Dans l’optique de séduire un public différent mais non moins connaisseur pour autant, et s’imposer ainsi à la fois auprès des hommes et des femmes au fait des dernières tendances en matière de sneakers, Nike a tout d’abord misé sur une stratégie dont l’efficacité n’a plus à être démontrée : les collaborations. La firme de Beaverton s’est entourée en 2020 de Supreme, l’un de ses partenaires historiques, pour insuffler un vent de fraicheur sur le design culte de Sean McDowell. Les 3 coloris inédits et évidemment limités qui ont découlé de ce nouveau travail collaboratif entre Nike et Supreme ont immédiatement trouvé preneur. Signe de l’engouement qu’ils suscitent encore, leur prix d’origine demeure au minimum doublé sur les sites de revente de sneakers de référence, à l’image de StockX et Wethenew. La déclinaison ‘’Fire Pink’’ peut même atteindre le millier d’euros dans certaines pointures. L’opération a eu un impact indéniable sur l’image du modèle. Dans la foulée et sur un autre plan, l’édition ‘’Atlanta’’ de la collection ‘’City Special’’ a permis pour sa part d’achever le processus de démocratisation de la Tn auprès des femmes. Comment aurait-il pu en être autrement avec une finition rose féminine par excellence ?
Plus récemment, Nike nous a gratifié d’une multitude d’autres associations de couleurs home-made tout aussi efficaces. Comment ne pas citer la Tn ‘’FFF’’ qui a connu un succès fou lors de sa release avant la Coupe du monde de football 2022 au Qatar ? Idem pour la version ‘’Mica Green’’ pour femme. Par ailleurs, des itérations aussi simples qu’efficaces font plus que jamais l’unanimité. En attestent la très forte demande pour la Air Max Plus ‘’Triple White’’ et son alternative ‘’Triple Black’’.

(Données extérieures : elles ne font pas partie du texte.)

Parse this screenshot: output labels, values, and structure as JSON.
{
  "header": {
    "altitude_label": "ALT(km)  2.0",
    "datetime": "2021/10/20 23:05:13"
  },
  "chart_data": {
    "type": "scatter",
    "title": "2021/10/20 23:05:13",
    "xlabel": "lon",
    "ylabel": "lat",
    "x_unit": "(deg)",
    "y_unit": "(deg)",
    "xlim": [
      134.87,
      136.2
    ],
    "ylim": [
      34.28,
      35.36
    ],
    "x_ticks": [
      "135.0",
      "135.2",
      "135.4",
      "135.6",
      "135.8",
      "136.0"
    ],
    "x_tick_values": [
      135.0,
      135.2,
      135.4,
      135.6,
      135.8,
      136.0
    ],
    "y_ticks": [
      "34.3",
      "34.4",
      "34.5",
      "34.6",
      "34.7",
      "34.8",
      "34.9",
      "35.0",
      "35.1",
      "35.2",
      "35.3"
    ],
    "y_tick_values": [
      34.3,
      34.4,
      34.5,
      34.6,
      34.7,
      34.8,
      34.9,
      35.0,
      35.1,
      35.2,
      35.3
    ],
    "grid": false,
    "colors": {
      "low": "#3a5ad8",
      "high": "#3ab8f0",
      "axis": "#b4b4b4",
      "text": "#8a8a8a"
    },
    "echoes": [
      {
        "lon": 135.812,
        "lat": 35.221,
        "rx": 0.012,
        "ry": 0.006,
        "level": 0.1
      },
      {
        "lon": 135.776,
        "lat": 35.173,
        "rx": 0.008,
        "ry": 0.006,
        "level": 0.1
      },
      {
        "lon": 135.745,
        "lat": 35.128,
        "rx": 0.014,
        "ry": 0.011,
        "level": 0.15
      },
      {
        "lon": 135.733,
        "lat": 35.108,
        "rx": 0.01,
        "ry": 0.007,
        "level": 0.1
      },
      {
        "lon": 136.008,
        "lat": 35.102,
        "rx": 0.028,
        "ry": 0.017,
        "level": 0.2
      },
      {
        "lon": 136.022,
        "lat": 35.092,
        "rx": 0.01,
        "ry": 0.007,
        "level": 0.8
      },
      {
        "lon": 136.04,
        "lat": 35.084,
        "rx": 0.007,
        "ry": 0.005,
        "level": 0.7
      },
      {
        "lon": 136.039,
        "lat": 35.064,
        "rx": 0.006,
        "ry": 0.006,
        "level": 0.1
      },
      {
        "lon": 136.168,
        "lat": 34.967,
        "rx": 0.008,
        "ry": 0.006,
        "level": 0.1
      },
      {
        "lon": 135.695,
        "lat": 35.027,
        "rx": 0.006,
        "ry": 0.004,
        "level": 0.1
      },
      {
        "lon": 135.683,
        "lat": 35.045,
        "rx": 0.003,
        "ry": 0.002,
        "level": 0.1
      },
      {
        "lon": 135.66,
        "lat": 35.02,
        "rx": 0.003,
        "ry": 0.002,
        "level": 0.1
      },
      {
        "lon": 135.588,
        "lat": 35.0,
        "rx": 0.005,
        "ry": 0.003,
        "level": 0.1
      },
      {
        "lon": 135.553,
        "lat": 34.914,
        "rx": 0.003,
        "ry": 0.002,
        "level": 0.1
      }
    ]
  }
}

La bonne nouvelle pour ses fans de la première heure, c’est que la Nike Tn a su se réinventer ainsi sans tirer un trait sur ses origines. C’était d’ailleurs l’une des règles qu’a imposées le géant américain à aux équipes créatives chargées de maintenir la silhouette dans la course, dans la mesure où celui-ci a assumé dès le départ le fait que sa Tn soit cataloguée par l’opinion publique comme une « chaussure de racailles ». Nous assistons de fait en parallèle à la recrudescence de nouvelles empreintes imaginées quant à elles pour un public plus aguerri. La sortie en 2022 de la Air Max Plus ‘’France’’ en est assurément la meilleure illustration. Avec son design inspiré des grillages qui cloisonnent les banlieues parisiennes et surtout le chiffre 93 floqué sur ses languettes frontales, en référence au département de Seine-Saint-Denis, berceau de son essor en France, la paire n’a pas trainé longtemps sur les étals de l’équipementier.